I'm trying to understand Feldman's VSS Scheme. The basic idea of that scheme is that one uses Shamir secret sharing to share a secret and commitments of the coefficients of the polynomial to allow the other party to verify that the share they received is valid. I implemented it in code following the wikipedia page, but my verification function doesn't work. Here is a simple example of the failure:
We will work in the field $\mathbb{Z}_{11}$ with generator $g=3$. Let $f(x)=5+3x+8x^2$ be our Shamir polynomial. Thus $f(1)=5$. So let $s_1=5$ be the share that party $p_1$ gets.

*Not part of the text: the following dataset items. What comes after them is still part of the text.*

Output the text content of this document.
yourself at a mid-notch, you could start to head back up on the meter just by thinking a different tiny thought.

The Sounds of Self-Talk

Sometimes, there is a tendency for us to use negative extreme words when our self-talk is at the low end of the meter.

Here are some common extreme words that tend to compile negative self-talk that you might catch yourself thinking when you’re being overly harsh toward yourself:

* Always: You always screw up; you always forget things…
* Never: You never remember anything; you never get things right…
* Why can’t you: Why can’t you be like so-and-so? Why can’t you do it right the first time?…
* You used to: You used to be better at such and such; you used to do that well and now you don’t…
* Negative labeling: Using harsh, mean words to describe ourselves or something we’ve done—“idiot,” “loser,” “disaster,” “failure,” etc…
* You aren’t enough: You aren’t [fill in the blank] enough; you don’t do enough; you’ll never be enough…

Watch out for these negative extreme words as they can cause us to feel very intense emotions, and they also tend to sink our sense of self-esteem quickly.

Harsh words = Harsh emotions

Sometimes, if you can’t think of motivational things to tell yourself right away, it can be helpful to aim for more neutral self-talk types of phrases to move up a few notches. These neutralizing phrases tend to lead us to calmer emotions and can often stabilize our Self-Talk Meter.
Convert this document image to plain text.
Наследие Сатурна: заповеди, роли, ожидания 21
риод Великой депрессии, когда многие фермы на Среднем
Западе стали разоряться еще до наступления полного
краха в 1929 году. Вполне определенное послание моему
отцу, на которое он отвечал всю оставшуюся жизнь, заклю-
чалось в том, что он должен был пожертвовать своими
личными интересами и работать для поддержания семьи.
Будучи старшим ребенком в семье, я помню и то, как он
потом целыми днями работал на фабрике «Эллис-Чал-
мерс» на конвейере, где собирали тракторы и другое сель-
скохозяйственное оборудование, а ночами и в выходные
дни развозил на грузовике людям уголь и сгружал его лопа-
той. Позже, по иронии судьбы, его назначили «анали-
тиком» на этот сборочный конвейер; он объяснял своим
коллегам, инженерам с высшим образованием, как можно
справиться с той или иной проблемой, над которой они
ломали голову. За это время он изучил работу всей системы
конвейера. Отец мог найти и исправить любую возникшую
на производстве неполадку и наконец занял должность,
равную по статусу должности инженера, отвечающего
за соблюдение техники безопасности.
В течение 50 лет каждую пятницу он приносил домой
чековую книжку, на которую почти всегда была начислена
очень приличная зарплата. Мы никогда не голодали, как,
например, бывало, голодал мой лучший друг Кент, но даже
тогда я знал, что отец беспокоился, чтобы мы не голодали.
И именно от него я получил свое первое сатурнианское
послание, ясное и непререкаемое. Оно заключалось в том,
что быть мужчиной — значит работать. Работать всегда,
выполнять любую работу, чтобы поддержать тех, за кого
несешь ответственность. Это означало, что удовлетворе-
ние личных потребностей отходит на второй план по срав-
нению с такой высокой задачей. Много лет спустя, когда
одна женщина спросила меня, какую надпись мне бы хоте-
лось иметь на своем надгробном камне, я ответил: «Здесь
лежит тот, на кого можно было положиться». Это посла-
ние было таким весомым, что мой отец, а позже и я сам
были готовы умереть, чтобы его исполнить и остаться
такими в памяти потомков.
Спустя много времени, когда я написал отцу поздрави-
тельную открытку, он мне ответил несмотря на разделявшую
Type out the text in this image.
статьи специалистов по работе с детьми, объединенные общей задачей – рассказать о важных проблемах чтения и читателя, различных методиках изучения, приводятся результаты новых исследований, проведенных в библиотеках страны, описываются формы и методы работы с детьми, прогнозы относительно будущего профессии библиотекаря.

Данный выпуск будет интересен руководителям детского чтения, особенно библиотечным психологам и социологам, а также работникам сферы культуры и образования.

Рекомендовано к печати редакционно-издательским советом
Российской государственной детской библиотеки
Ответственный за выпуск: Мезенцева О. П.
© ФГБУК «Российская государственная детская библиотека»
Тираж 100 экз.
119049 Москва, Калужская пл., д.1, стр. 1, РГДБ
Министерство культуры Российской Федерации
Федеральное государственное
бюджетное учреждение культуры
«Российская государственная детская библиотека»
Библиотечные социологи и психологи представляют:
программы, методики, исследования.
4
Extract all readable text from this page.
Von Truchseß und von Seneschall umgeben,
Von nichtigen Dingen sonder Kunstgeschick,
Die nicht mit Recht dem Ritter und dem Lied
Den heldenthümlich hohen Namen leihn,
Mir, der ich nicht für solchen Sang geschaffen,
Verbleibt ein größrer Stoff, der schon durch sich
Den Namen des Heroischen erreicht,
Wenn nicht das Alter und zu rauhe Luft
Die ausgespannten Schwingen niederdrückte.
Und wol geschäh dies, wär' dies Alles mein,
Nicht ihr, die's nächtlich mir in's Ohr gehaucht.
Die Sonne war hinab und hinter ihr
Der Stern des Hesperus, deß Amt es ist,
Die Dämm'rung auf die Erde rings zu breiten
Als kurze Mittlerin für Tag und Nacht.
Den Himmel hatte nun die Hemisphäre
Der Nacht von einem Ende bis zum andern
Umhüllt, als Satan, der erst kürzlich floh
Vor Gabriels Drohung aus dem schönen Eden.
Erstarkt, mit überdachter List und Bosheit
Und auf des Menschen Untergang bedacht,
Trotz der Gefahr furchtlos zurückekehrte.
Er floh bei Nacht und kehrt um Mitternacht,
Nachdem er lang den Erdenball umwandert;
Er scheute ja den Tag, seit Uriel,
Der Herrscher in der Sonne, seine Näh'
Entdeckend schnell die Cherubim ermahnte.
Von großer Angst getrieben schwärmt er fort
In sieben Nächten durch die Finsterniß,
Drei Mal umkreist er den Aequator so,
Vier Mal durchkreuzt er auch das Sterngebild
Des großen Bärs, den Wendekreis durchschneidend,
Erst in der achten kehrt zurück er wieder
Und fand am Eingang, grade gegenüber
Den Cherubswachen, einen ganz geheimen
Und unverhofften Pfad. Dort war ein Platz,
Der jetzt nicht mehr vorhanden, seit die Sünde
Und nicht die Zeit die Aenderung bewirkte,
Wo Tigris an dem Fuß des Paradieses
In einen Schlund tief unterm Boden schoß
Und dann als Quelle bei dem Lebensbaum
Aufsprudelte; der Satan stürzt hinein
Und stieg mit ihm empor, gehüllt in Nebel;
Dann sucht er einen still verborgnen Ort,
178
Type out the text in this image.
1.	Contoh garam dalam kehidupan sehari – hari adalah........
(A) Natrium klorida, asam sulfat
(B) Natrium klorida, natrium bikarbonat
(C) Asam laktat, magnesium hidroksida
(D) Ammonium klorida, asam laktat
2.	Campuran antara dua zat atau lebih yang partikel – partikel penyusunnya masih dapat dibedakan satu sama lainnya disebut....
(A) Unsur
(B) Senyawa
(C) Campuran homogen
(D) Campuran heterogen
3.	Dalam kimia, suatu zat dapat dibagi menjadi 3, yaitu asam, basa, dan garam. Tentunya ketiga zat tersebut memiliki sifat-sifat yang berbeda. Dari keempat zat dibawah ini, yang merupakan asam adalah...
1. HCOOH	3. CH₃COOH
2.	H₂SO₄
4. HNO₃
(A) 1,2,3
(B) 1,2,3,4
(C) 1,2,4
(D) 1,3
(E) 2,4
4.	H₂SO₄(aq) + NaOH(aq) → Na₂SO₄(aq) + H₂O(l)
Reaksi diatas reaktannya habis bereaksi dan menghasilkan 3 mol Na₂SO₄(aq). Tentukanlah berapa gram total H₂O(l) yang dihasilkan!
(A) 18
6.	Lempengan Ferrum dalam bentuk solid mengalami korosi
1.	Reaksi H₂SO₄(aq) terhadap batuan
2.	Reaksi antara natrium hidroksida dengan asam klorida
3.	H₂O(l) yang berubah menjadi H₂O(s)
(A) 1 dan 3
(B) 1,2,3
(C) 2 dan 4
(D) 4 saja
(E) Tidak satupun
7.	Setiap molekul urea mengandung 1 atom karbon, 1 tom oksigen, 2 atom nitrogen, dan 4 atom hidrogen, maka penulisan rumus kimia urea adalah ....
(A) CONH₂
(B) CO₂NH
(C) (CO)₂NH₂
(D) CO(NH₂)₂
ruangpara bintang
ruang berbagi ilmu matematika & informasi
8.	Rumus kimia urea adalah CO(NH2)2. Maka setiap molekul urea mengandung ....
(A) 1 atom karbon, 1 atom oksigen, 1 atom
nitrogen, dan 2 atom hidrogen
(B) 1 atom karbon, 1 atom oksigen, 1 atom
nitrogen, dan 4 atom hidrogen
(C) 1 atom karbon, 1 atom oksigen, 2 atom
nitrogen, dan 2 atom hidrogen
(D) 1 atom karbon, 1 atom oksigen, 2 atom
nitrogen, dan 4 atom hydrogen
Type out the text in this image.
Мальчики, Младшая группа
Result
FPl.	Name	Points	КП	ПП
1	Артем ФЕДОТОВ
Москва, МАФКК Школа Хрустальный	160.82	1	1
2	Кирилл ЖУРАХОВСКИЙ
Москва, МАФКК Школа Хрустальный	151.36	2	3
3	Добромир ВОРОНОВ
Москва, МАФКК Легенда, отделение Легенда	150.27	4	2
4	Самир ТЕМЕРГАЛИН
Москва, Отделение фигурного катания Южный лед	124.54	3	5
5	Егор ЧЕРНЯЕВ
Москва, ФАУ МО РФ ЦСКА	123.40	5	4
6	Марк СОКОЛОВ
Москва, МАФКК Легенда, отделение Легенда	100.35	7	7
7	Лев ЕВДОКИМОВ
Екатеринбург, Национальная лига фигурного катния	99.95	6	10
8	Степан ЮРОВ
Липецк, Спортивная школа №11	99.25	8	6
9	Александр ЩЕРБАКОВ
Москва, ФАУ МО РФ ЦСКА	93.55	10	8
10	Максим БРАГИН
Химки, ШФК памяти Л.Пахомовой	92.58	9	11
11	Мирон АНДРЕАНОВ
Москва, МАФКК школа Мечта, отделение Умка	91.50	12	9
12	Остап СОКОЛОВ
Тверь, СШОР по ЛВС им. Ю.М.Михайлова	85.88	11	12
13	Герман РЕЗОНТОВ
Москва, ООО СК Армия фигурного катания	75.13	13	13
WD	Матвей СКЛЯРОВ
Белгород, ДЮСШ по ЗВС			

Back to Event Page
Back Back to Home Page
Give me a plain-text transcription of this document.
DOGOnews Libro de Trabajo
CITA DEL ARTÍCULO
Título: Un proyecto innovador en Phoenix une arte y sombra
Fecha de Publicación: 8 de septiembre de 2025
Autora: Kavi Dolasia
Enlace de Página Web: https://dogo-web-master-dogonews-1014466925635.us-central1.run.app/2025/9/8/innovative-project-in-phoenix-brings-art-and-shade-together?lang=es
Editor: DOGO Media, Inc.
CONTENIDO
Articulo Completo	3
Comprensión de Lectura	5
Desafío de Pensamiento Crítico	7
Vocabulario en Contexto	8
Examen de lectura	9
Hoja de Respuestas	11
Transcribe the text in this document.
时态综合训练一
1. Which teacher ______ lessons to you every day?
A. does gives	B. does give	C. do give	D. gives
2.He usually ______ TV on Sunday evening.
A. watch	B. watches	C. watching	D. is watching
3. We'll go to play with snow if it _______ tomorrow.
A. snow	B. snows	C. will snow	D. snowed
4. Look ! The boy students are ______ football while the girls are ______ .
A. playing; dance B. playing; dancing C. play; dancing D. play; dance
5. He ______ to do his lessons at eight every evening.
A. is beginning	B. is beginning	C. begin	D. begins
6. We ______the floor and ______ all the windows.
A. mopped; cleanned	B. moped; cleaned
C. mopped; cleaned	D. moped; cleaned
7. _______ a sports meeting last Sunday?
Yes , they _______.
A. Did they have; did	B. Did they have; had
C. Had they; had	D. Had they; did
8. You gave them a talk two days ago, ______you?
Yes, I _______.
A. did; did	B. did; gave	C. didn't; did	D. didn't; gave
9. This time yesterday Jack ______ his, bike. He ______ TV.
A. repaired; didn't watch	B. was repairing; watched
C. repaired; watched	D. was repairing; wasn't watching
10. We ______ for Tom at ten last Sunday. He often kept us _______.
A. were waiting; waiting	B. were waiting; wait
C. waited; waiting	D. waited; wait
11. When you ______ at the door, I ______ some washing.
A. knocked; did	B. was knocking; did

The dealer also must commit to the coefficients. So the commitments are $3^5=1, 3^3=5, 3^8=5$. (These are computed as $g^c$ for each coefficient $c$ of the polynomial).
For verification that $s_1$ is correct, we compute $g^{s_1}=3^5=1$ and compare this to $1*5*5=3$ (the exponents are all $1$ since $i=1$, otherwise this step is done as $k^{i^j}$ where $k$ is the commitment, $j$ is the index of the commitment). Since $1\neq3$, the verification fails. But why? It should pass assuming I have done things correctly.
Update
So working the math a little in more detail:
$g^{s_1}=1$ and $g^5 g^{3^{1^1}} g^{8^{1^2}}= g^{5+3^{1^1}+8^{1^2}}= g^{5+3\cdot 1^1 + 8\cdot 1^2} = g^{16} = g^6 = 3$ and $1\neq 3$.
Note that the exponent is $f(1)$. Wikipedia offers a small hint:
(Typically, one takes a subgroup of $\mathbb{Z}_q^*$, where $q$ is a prime such that $q$ divides $p-1$.
Is my problem that I am not working in such a subgroup? If so, why does it not work in general for $\mathbb{Z}_p$ (Wikipedia only says that typically one works in this subgroup)? Is there a standard way to set up such a subgroup?